Having a problem with the OktaASP library persisting the successful callback and UserInfo to the HttpContext Identity.
I created used the Sample App and got that working perfectly after recoding it into the same use case as my main application.
I thought the problem with my main app would be because I was using Forms Authentication for the main workflow, so I switched the Sample App to forms Authentication, suppressed the forms redirects like i’m doing in my main app and and mirrored as much of the Start Up, Routing and App config as possible from my main App.

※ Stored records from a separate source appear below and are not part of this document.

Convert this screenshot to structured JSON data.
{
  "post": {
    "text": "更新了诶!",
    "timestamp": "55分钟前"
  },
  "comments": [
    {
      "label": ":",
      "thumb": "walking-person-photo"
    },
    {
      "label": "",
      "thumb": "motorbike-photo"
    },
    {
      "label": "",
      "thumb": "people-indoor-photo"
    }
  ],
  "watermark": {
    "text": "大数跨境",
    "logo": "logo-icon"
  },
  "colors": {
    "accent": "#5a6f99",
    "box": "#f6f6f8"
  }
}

But the Sample app still works perfectly as required
I can see in Fiddler on the Main App all the conversation between the Okta server matching exactly a successful use case on the sample app, with access tokens and user info with verified email being transmitted correctly and received the same as in the Sample app.
The only difference I can see between the sample App and the main application is that in the Main app the HttpContext.Identity is not getting set and authenticated. Where as in the sample app this is getting appropriately set.
Which causes an infinite loop to occur.
I’ve recreated various application connections in the Okta config and swapped Id’s and secrets numerous times to make sure I wasn’t dealing with the Typo or anything in the URLs.
Unfortunately the area where I think something is going wonky where the HttpContext is getting set in the Owin libraries triggered by the Okta middle ware I don’t have access to.
No errors are being thrown.
Was wondering whether anyone had experienced a similar scenario or have pointers on where to look.